A study published in Environmental Research: Climate looks at the extreme weather impacts of climate change
This Roundup accompanied an SMC Briefing.
Prof Tim Palmer, Royal Society Research Professor, University of Oxford, said
“Attribution analyses for extreme weather events are much in demand. The authors review the current state of the art and highlight some areas where we need to advance our understanding. On this, they miss one very important area: improving the reliability of the very climate models used to do these attribution studies. As we very recently discussed in Nature Climate Change1, current climate models struggle to represent precipitation and related extreme events. This undermines attempts to attribute extreme weather events quantitatively. The solution requires new international partnerships to allow km-scale global climate models to be developed and run on dedicated exascale computers – a kind of ‘Climate CERN’.”
Two quotes provided by the Spanish SMC:
Ernesto Rodríguez Camino, senior State meteorologist, head of Climate Assessment and Modelling at the Spanish State Meteorological Agency (AEMET) and expert in the generation of regionalised climate change scenarios for Spain, said:
“Dr Friederike Otto is a pioneer in near-real-time attribution studies of extreme weather events. Attribution studies determine the role of climate change in the frequency and intensity of extreme weather events, such as heat waves or tropical cyclones. This requires two essential sources of information. On the one hand, numerical simulations capable of reproducing the observed extreme event and, on the other hand, observations that allow the different aspects of the event to be characterised.

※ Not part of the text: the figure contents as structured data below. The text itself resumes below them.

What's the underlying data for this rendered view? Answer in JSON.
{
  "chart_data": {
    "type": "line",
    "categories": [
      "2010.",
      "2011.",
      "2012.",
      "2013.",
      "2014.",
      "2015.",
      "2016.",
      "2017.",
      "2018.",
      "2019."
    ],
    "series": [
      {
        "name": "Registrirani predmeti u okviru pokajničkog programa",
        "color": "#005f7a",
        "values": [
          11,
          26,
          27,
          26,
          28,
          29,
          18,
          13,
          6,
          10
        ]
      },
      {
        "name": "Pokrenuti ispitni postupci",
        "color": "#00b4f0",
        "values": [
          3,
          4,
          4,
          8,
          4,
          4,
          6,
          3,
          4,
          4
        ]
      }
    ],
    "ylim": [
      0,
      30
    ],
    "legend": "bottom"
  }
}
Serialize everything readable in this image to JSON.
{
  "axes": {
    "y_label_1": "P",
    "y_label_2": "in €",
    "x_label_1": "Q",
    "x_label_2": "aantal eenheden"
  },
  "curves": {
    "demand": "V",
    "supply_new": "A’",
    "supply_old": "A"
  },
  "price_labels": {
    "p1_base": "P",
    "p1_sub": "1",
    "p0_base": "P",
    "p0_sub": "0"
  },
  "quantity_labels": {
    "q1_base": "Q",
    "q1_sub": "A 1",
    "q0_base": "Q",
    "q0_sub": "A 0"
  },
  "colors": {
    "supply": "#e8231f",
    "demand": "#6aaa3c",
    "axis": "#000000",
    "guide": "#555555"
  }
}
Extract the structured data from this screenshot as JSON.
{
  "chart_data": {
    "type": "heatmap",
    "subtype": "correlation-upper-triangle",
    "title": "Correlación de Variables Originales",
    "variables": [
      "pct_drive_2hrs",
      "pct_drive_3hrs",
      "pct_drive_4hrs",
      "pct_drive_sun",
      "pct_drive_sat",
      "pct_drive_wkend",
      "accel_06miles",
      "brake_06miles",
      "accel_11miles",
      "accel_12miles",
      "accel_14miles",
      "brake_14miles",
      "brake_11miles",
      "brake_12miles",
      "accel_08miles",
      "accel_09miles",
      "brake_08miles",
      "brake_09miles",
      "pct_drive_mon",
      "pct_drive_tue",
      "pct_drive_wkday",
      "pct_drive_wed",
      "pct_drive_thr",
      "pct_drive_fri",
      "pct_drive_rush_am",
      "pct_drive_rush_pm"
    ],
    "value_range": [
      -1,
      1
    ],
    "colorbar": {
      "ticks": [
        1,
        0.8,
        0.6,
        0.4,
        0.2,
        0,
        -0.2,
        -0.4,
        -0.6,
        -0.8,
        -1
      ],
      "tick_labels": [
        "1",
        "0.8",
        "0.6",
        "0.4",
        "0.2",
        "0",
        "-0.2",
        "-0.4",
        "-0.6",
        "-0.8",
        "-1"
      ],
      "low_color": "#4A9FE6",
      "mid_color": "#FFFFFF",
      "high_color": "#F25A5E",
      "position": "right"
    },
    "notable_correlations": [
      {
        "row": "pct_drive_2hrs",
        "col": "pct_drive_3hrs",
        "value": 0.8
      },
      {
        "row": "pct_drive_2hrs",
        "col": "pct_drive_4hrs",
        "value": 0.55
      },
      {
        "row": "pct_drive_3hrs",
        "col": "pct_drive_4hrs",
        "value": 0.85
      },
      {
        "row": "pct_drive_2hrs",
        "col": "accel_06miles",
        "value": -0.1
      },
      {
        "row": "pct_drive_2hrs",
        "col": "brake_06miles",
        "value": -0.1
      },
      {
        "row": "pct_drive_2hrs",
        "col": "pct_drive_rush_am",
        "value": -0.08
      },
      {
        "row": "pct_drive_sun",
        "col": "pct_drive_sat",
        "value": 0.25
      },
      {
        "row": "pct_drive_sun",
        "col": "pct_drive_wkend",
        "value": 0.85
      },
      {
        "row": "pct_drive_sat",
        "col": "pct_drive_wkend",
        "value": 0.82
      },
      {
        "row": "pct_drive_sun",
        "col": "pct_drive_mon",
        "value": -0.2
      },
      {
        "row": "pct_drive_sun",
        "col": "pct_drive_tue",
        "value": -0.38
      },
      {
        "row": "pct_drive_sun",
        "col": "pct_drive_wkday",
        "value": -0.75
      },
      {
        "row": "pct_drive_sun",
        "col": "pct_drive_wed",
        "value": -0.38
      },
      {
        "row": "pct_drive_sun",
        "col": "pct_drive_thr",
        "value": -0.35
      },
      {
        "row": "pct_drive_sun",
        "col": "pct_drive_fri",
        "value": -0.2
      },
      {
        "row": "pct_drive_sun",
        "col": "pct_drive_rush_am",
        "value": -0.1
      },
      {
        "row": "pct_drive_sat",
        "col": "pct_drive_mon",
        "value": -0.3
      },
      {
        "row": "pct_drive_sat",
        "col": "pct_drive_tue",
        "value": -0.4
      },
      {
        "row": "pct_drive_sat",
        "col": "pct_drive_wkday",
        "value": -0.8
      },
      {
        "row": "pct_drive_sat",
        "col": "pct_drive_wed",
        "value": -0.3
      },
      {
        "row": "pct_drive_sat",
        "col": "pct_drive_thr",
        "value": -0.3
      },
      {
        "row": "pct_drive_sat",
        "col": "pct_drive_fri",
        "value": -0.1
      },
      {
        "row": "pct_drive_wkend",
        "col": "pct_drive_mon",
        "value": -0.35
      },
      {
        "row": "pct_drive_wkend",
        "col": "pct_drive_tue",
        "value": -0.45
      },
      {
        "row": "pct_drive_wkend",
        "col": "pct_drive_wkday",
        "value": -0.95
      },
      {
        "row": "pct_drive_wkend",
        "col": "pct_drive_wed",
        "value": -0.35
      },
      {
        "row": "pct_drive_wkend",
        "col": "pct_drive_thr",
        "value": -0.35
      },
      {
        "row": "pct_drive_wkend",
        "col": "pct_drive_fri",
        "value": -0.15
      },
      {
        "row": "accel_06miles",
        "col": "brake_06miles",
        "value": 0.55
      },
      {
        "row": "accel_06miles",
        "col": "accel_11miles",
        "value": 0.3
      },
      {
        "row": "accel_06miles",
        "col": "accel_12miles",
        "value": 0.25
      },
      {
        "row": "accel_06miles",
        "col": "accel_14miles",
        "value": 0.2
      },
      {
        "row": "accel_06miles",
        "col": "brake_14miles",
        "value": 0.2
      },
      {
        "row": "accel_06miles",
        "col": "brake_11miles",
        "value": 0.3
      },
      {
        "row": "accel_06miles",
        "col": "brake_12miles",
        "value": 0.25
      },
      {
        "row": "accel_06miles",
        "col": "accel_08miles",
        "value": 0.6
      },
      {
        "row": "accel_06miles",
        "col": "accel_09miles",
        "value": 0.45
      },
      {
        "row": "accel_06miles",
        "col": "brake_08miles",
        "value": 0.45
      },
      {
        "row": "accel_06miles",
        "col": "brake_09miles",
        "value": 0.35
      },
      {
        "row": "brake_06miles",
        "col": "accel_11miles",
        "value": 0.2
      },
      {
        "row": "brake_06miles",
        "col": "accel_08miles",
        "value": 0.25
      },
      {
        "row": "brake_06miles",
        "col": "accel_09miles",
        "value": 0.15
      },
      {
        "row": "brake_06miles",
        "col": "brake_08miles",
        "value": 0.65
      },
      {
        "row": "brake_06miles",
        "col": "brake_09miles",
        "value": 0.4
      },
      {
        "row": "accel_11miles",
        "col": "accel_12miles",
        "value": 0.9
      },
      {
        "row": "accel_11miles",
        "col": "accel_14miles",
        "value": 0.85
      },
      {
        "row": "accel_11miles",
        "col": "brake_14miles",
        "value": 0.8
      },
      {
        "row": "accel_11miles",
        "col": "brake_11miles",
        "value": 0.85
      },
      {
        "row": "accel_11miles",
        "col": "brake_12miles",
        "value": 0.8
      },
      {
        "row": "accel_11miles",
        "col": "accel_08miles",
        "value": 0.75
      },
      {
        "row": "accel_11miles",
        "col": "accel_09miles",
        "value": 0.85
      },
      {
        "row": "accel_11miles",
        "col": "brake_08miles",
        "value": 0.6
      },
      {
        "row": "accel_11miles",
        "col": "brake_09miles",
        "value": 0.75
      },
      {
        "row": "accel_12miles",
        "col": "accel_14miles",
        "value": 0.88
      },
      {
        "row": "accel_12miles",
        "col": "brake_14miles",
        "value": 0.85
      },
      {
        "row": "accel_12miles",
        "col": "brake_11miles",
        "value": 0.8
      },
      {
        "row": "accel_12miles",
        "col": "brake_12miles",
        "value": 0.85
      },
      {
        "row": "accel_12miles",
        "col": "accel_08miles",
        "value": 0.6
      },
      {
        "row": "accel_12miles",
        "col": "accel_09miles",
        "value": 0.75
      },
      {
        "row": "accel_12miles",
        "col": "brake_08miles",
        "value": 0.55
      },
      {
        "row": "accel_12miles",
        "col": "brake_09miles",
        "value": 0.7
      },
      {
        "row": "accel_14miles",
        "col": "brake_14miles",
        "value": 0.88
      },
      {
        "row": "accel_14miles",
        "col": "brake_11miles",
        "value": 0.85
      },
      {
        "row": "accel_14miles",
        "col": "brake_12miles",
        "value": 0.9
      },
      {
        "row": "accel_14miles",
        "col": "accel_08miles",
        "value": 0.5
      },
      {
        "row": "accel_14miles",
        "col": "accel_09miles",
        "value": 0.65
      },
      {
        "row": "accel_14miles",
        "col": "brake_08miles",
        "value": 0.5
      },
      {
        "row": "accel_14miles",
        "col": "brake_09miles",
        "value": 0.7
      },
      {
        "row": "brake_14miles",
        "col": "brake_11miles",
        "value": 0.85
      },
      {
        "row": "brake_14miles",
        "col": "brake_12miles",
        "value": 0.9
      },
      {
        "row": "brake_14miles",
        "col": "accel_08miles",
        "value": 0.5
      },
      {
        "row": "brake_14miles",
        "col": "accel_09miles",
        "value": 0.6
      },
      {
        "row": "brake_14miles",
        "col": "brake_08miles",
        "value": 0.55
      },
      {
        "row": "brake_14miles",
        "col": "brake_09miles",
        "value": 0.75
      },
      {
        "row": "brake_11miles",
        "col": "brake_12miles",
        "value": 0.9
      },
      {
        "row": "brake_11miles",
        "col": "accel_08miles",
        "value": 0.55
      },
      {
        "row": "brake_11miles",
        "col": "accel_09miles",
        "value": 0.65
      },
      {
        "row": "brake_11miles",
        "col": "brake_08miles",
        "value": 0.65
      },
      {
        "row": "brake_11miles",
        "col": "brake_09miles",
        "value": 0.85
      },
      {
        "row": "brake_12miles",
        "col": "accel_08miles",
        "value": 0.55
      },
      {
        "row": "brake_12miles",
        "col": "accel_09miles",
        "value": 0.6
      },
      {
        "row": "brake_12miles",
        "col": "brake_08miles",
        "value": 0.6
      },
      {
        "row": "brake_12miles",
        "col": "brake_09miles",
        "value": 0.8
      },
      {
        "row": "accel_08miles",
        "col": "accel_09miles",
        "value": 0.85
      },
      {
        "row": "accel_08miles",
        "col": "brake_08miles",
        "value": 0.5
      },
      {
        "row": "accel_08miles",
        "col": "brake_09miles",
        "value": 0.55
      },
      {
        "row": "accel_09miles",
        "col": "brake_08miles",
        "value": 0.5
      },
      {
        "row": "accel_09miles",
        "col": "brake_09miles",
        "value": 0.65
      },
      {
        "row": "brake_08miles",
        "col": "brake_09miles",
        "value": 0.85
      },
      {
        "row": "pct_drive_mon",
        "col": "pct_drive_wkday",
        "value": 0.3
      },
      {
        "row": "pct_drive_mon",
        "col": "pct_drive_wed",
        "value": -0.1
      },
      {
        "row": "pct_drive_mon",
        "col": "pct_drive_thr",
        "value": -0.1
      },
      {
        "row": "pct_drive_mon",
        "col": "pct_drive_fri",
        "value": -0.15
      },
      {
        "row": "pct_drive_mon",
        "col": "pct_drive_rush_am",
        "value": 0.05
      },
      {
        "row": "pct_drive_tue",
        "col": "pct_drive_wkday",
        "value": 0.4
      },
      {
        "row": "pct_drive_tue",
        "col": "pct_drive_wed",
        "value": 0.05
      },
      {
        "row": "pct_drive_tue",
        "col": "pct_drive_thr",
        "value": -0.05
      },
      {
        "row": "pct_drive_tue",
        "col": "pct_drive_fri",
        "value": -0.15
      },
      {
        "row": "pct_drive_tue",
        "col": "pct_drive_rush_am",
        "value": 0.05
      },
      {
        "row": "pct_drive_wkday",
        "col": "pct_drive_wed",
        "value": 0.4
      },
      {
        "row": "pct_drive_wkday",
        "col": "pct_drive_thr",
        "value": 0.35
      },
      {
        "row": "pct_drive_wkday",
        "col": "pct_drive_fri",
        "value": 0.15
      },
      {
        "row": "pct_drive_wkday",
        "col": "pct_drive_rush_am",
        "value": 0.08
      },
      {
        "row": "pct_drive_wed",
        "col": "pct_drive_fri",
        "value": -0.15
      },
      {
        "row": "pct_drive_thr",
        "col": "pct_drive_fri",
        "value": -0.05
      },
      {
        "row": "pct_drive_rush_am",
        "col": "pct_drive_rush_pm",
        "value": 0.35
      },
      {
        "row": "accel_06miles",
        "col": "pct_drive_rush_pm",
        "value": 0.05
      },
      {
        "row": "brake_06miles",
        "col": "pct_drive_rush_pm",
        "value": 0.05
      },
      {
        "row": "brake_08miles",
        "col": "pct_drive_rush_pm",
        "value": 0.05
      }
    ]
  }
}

“Limited access to observations has limited and continues to limit further attribution studies to prepare affected sectors for increasingly frequent and intense weather extremes, a consequence of ongoing anthropogenic climate change.
“This paper comprehensively reviews the role of anthropogenic climate change in extreme weather and climate events. While the attribution of increased frequency, intensity and duration of heatwaves to climate change has high confidence in many regions of the world (including the Mediterranean), the attribution of intense precipitation events (and often associated floods) to climate change is more doubtful in most cases.
“For other types of events, such as droughts, forest fires or tropical cyclones, there is even less confidence in their attribution to climate change and more studies are needed in different regions of the globe.”
María José Sanz, scientific director of BC3 Basque Centre for Climate Change, said:
“This is the most comprehensive review to date of the understanding of the influences of climate change on five types of extreme weather events: extreme temperatures, heavy rainfall, droughts, forest fires and tropical cyclones. This extends both the record of extreme weather impacts worldwide and the coverage of attribution studies across different events and regions, in particular the global south. The work represents an improvement over the analyses conducted in the Sixth Assessment Report of the Governmental Panel on Climate Change.
“It indicates that the attribution of some of these events to a greater or lesser extent to climate change has so far been underestimated.”
‘Extreme weather impacts of climate change: an attribution perspective’ by Ben Clarke et al. was published in Environmental Research: Climate at 8am UK TIME on Tuesday 28 June 2022.
Prof Tim Palmer: “none to declare.”
For all other experts, no reply to our request for DOIs was received.